Alright, the contraception question I asked you answered. That made some sense, so I can imagine why you don’t like gay activity or why you don’t do gay marriage.
But what about people who aren’t Catholic? They get divorced and do all kinds of other things that you don’t agree with. Why can’t two men get together and the state can call it marriage or whatever else they like? They do this sort of thing anyway about divorce, with a lot less arguments and protests from you guys.
True. And I think that one of the reasons that so many people are quite agitated about many different issues in our society today is that back when the changes were made, we didn’t protest or protest enough, thinking that one small change would not matter, or that what people did on the provacy of their own homes wouldn’t have much of an effect on society, etc.
Why should you care if other religions want to recognize gay marriage?
Back whrn birth control was starting to become acceptable and legal ( no Christian denomination thought it was all right til 1930 when the Episcopalians caved, and there were various legal restrictions for decades after that), the Catholic Church protested somewhat, but mostly a lot of theologians thought the Pill might be moral and by the time that was investigated and decided, a lot of Catholocs had already been told that they could use it. It was the 60s…
But when it was decided, it was through a statement by the Pope called Humanae Vitae. He predicted that no good would come to society if birth control were widely used: that families would break up and abortion become common. He really hit the nail on the head!
When society separates sex from children, things go horribly awry. When there is no natural consequence of having sex outside of marriage, when sex becomes “safe” from having children, well, there’s little risk to premarital sex, to extramarital sex, and families are unformed or broken.
Before the advent of fairly reliable birth control, marriage was not a bigger form of going steady accomapnied by a big party; marriage was the creation of a new family, the building block of society and the producer of society’s children.
For
those reasons, the law protected marriage and gave married people certain helps. There was family health insurance
because children, the future of society, were involved–maybe only in a theoretical way, but that was what marriage was about. There were tax breaks
because the married couple was making sacrifices benefical to society.
So the issue of homosexual “marriage” is spurious, aside from being unable truly to exist as a social institution since no children can result. Marriage is not about celebrating two people’s love. The government doesn’t give tax breaks because two people have decided to “make a commitment” only to each other.
Marriage is for bearing and raising children, but it has become terribly twisted in our contracepting society. So homosexual “marriage” is like a mockery of true marriage, devaluing it even further than we already have.

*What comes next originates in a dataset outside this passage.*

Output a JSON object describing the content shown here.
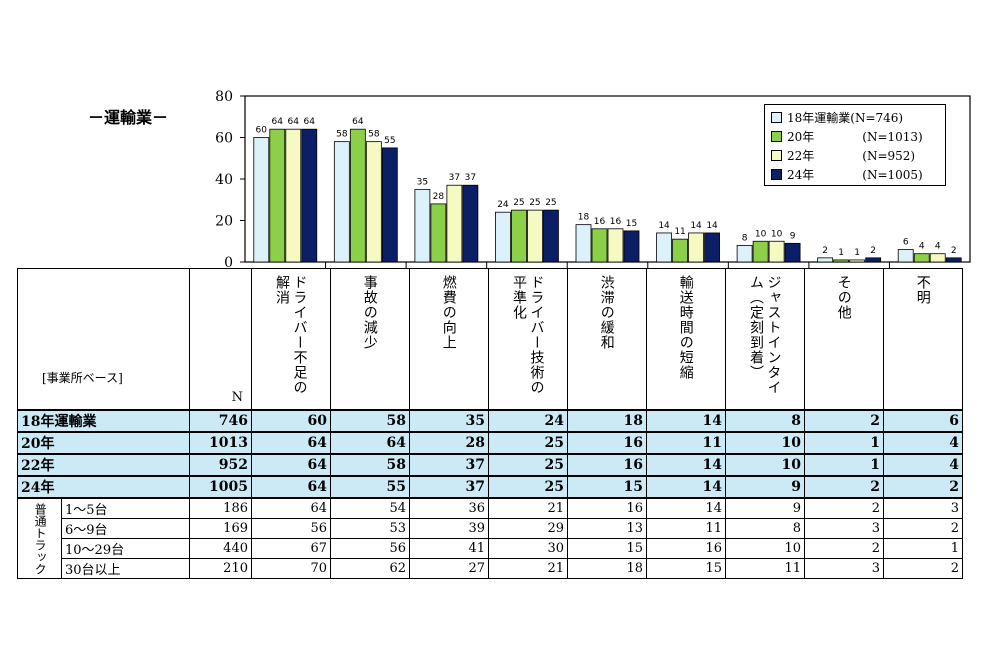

What about gay adoption? Why not allow it for limited cases, to see what effect it has, and if its a good idea overall, or not?
It is a bad idea to start making life-changing experents with children and see how they turn out, don’t you think? Adoption is for the benefit of the child involved, not the adults, and the government is supposed to protect the children, not put them into the position of guinea pigs, so we can see what happens and then change it back if it turns out to be a bad idea, because if it is a bad idea, then we’d know because of the harm to the vulnerable children we placed in that situation.